Rhuomeng Zhao will defend her master's project, "A Classification of Adolescent and Young-Adult Twitter Users’ Approaches to Identity Development," today, Wednesday, Oct. 26, at 1 p.m. in room 112 of the Schorr Center. Her advisor was Dr. Lisong Xu and committee members were Dr. Ying Lu and Dr. Hongfeng Yu.
The major motivation of this project is the need to develop a classification system to systematically examine adolescents’ and young adults’ behavioral patterns of using Twitter for identity exploration and expression. Once available, this system can be automated and used to classify a user’s identity-relevant behaviors on social websites. Also, this system can be used to (1) extract behavioral data as an objective measure of the process of online identity formation, and (2) process big data available on social network websites.
This project focused on constructing a classification system consisting of three dimensions of approaches to identity exploration and expression (“self disclosure”, “topic”, and “expressiveness”), which emerged from exploration of user-authored content on Twitter. A sample of 500 adolescent and young-adult Twitter users was selected and manually classified on the three dimensions. Several linguistic features were programmably extracted from the user-authored content (e.g. tweets) of the sample and used with the manual classification results to train machine learning models for automated classification. Several statistical analyses were performed on the classification results and features extracted to (1) describe Twitter users’ identity-relevant behaviors and (2) examine the relationships among these behaviors. It was found users in the sample could be meaningfully classified on the three dimensions and the classification models trained demonstrated very good prediction accuracy. The statistical analyses on classification results and extracted features revealed salient patterns of identity-relevant behaviors on Twitter.
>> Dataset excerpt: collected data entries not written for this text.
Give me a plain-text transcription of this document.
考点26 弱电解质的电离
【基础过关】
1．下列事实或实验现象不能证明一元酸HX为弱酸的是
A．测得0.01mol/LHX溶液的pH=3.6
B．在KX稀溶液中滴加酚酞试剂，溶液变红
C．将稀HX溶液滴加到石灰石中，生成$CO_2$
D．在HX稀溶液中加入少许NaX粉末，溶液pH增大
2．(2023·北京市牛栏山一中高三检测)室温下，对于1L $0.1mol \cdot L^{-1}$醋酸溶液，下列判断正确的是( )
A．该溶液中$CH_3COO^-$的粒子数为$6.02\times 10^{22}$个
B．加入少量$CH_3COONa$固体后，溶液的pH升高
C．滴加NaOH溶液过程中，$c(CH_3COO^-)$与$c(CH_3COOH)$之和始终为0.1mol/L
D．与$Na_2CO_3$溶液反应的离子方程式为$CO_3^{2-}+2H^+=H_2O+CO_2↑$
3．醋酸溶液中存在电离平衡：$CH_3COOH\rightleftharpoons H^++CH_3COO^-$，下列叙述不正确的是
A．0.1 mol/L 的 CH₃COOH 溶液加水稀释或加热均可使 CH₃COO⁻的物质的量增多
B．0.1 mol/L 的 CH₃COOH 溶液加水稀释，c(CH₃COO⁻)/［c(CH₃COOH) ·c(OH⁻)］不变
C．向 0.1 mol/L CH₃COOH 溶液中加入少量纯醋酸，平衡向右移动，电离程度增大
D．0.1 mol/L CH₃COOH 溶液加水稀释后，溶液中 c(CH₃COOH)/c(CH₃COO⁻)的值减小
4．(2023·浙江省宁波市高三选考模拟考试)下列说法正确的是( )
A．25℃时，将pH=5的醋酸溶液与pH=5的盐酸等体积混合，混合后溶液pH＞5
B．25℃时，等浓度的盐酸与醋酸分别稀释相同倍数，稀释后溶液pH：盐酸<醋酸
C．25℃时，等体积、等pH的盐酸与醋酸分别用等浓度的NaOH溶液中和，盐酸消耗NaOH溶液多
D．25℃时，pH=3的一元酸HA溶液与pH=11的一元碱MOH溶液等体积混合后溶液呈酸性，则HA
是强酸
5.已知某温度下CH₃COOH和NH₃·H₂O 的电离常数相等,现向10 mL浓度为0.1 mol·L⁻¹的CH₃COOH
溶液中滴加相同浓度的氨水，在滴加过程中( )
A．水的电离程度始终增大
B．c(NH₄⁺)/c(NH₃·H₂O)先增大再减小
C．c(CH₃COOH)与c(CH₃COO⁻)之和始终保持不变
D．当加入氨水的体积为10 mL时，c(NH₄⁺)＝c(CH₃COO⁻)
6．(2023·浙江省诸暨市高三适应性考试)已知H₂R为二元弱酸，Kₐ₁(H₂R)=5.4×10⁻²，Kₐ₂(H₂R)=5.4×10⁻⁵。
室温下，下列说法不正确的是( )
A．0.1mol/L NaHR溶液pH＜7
The work of this project contributes to existing research in a number of ways. First, this project proposes a new approach to studying identity development in adolescence and early adulthood by examining the process of identity development in a virtual context. Second, this project utilizes a new methodology to examine the process of identity development by conducting objective observations of actual online behaviors. Last, this project bridges the literature on identity development in the field of psychology and the literature on social network application in the field of computer science.